Cyberhaven Inc blog says:
"While external threats capture headlines, our report proves that internal leaks are rampant – costing millions (sometimes billions) in IP loss and reputational damage. High-profile recent examples include Twitter, TikTok, and Facebook, but for the most part, this trend has flown under the radar."
The scale of the incident
If you look at the threat on a per-person basis, the risk is not significant, however, it intensifies with scale. Companies experience a mere average of 0.045% data extraction cases/per employee every month, however, it piles up to 45 monthly events at 1,000-employee organizations.

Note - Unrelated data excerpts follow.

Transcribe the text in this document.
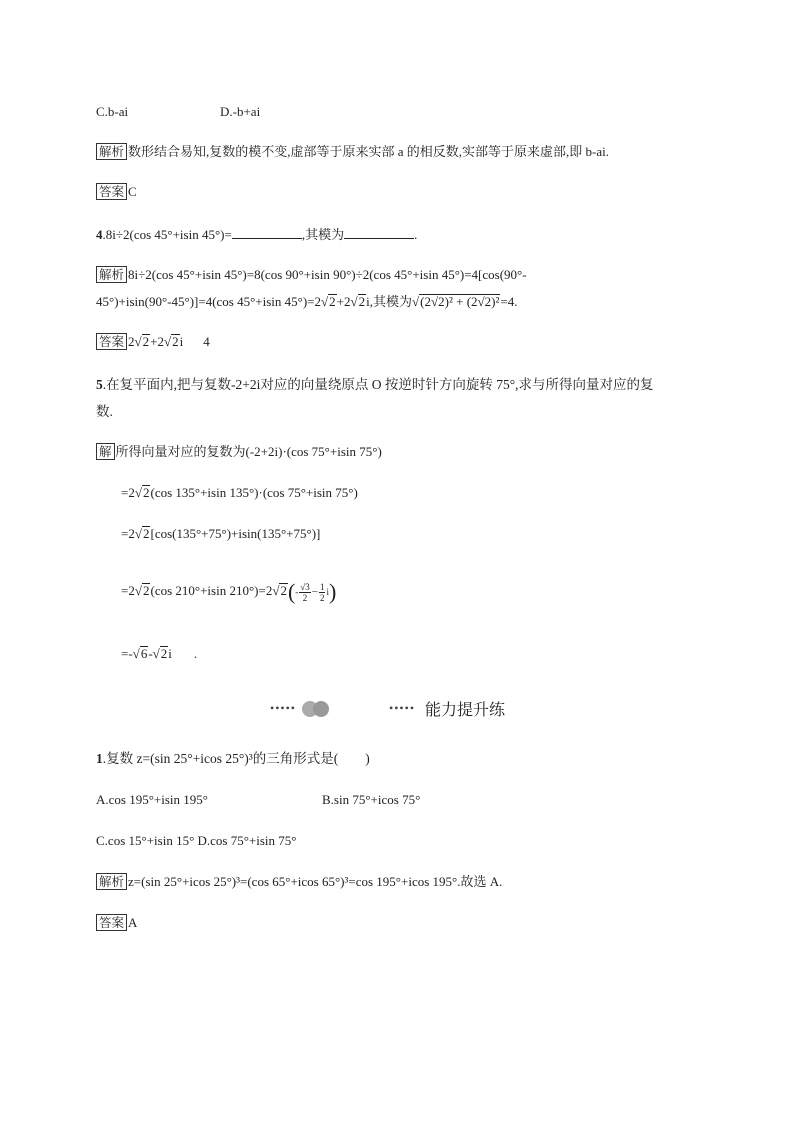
C.b-ai	D.-b+ai
解析 数形结合易知,复数的模不变,虚部等于原来实部 a 的相反数,实部等于原来虚部,即 b-ai.
答案 C
4.8i÷2(cos 45°+isin 45°)=	,其模为	.
解析 8i÷2(cos 45°+isin 45°)=8(cos 90°+isin 90°)÷2(cos 45°+isin 45°)=4[cos(90°-
45°)+isin(90°-45°)]=4(cos 45°+isin 45°)=2√2+2√2i,其模为√(2√2)² + (2√2)²=4.
答案 2√2+2√2i 4
5.在复平面内,把与复数-2+2i对应的向量绕原点 O 按逆时针方向旋转 75°,求与所得向量对应的复
数.
解 所得向量对应的复数为(-2+2i)·(cos 75°+isin 75°)
=2√2(cos 135°+isin 135°)·(cos 75°+isin 75°)
=2√2[cos(135°+75°)+isin(135°+75°)]
=2√2(cos 210°+isin $210^\circ)=2√2(- \frac{√3}{2} - \frac{1}{2} i)$
=-√6-√2i .
•••••	••••• 能力提升练
1.复数 z=(sin 25°+icos 25°)³的三角形式是(　　)
A.cos 195°+isin 195°	B.sin 75°+icos 75°
C.cos 15°+isin 15° D.cos 75°+isin 75°
解析 z=(sin 25°+icos 25°)³=(cos 65°+icos 65°)³=cos 195°+icos 195°.故选 A.
答案 A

A general way an employee usually takes out information is through cloud storage accounts, these were used in 27.5% of cases, then 19% belonging to personal webmail, with 14.4% incidents having corporate email messages sent to personal accounts. Removable storage drives amount to one in seven cases.
Most incidents caused due to accident
Howard Ting (Chief Executive) warned not to jump to any conclusions, thinking many employees are criminals. He believes that the first and foremost cause of data exfiltration is an accident, one shouldn't assume every user is guilty. He said that users are generally unaware they aren't able to upload critical info on drives.
Most organizations fail to clearly mention policies regarding data ownership. People in sales may believe they can keep account details they have, and developers may keep their code as a personal achievement. Organization mails having internal contact details are casually forwarded to personal accounts without ill intent and critical information can be stored in local hard drives, just a few clicks away. Cyberhaven inc comments:
"Our data suggests employees often sense their impending dismissal and decide to collect sensitive company data for themselves, while others quickly siphon away data before their access is turned off."